On aura peut-être noté un petit changement dans le sous-titre des Cahiers antispécistes, devenu « Réflexion et action pour l'égalité animale » au lieu de « ...pour la libération animale ».
De plus en plus d'antispécistes en France utilisent implicitement une catégorisation [*] qui, bien sûr, les différencie de la défense animale (cf. p.28), mais aussi distingue au sein du mouvement d'une part les organisations de « libération animale », qui se donnent des objectifs plus ou moins explicitement abolitionnistes (en finir avec les exploitations) tout en s'appuyant sur des stratégies souvent spécistes, et d'autre part des organisations pour l'égalité animale, qui estiment impossible d'en finir avec l'exploitation sans éradiquer culturellement l'idéologie spéciste et sans remplacer l'humanisme et les « droits de l'homme » par l'égalité animale. La première tendance est alors vue comme manquant de cohérence, comme « n'allant pas jusqu'au bout ».
Nous-mêmes pensons qu'un mouvement qui utilise des arguments spécistes, qui ne parle pas explicitement de l'égalité animale comme objectif, qui ne profite pas des occasions offertes pour promouvoir cette idée et au contraire noie souvent la notion d'intérêt des individus sensibles dans un fond naturaliste jamais critiqué, ne peut être clairement antispéciste et former un point d'appui solide pour la lutte pour l'égalité animale. Le combat contre le spécisme implique de développer des positions réelles contre le spécisme, et non de se contenter de déclarations ponctuelles d'antispécisme noyées dans un flot spéciste.
Aujourd'hui des associations se réclamant de la libération animale sans prôner pour autant l'égalité animale, ainsi qu'une partie de la défense animale plus traditionnelle, se repositionnent peu à peu sur des objectifs plus ou moins radicalement abolitionnistes, sans modifier leur discours ni politiser d'aucune façon la question de l'exploitation animale, qu'elles maintiennent au contraire dans l'orbite culturelle naturaliste-réactionnaire. Elles commencent à critiquer la consommation de viande et à se référer timidement aux notions de spécisme ou de libération animale. Libération animale, défense animale, la différence devient difficile à faire : par exemple, Aequalis Animal en France, Gaïa en Belgique, Animal Aid et l'ALF en Angleterre (cf. p.59), malgré leurs objectifs affichés, ne sont d'aucun secours direct dans la lutte pour changer le statut moral, social et politique des animaux, pour politiser la question du spécisme, pour réclamer l'extension de l'égalité au delà des frontières de l'espèce humaine. De cela elles ne parlent jamais, et leurs actions n'ont jamais pour but de populariser ces idées.
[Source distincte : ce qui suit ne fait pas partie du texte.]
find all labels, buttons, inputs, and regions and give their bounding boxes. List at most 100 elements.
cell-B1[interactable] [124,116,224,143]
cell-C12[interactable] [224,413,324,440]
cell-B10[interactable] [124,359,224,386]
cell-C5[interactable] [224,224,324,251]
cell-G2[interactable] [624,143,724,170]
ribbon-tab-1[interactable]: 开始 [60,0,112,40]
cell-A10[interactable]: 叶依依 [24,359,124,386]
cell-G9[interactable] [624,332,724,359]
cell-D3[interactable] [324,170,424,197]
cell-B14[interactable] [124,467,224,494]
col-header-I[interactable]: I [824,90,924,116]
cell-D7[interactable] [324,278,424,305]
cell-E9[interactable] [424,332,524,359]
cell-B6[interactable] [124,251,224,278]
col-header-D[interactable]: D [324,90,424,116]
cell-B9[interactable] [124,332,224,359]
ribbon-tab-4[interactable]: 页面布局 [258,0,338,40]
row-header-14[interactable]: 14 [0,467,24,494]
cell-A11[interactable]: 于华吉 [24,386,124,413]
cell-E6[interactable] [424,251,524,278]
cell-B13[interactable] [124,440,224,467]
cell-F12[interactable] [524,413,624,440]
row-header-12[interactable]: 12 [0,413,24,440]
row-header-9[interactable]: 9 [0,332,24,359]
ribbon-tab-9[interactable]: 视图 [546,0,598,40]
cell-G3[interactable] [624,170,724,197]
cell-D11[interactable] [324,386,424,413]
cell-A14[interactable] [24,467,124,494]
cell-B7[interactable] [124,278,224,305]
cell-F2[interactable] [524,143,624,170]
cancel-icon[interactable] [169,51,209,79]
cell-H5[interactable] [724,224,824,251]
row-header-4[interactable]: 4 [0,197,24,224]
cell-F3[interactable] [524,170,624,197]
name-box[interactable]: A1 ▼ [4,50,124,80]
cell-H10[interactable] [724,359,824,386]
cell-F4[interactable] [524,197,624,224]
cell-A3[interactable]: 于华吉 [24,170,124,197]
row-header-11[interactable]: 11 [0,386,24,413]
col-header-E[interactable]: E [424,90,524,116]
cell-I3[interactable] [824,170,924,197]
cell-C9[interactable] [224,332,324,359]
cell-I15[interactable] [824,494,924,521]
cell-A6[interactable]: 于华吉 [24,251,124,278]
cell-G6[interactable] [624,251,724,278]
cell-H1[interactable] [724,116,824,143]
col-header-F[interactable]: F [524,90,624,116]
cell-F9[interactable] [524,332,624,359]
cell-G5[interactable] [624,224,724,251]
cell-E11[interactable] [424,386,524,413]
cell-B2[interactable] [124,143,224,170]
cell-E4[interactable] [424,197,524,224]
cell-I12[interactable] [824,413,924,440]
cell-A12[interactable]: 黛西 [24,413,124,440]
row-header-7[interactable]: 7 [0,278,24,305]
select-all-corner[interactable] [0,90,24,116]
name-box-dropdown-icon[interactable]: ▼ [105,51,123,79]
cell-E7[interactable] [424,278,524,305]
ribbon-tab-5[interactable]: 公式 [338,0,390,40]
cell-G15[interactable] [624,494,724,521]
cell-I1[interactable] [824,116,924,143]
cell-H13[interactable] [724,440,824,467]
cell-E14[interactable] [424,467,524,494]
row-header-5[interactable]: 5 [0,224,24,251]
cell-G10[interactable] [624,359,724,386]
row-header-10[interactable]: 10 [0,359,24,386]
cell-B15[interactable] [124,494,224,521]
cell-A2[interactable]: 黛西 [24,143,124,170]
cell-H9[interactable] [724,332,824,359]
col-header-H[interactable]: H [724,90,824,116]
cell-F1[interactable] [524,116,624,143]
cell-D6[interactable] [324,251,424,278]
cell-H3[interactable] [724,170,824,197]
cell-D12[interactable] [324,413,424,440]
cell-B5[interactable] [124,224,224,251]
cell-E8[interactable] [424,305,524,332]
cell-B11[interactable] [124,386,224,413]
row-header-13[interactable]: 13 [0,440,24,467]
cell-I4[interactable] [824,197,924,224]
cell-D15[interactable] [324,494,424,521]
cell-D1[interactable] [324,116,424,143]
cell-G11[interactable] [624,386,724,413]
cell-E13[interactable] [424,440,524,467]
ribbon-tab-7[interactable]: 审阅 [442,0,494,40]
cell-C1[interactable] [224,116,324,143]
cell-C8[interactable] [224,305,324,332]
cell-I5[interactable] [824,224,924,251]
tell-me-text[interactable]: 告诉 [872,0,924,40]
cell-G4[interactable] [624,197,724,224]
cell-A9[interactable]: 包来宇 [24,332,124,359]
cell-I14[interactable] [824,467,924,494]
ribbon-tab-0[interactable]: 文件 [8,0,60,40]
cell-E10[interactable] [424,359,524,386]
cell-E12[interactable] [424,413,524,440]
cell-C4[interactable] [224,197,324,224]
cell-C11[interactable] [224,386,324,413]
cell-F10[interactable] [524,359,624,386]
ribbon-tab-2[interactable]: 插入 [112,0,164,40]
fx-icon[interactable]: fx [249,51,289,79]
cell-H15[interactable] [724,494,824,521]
À l'inverse, quelques organisations (ou collectifs, publications, individu(e)s...), dont nous sommes, se placent explicitement sur ce terrain et luttent avec un discours éthique et politique en accord avec leur but clairement présenté, pour un monde non spéciste, d'égalité animale (égalité de considération des intérêts de tou(te)s les individu(e)s sensibles), donc débarrassé de toutes les oppressions et exploitations.
Nous pensons que ce courant a tout intérêt à mettre en avant cette notion d'égalité animale qui dit bien ce qu'elle veut dire. Non pour le simple plaisir de marquer sa différence, mais pour mettre en relief et faire clairement entendre son message. D'où le changement apporté à notre sous-titre
[*] Cf. Léo Vidal, « Stérilisation politique ?! », Sablero (journal antispéciste nantais), n.0 (1995).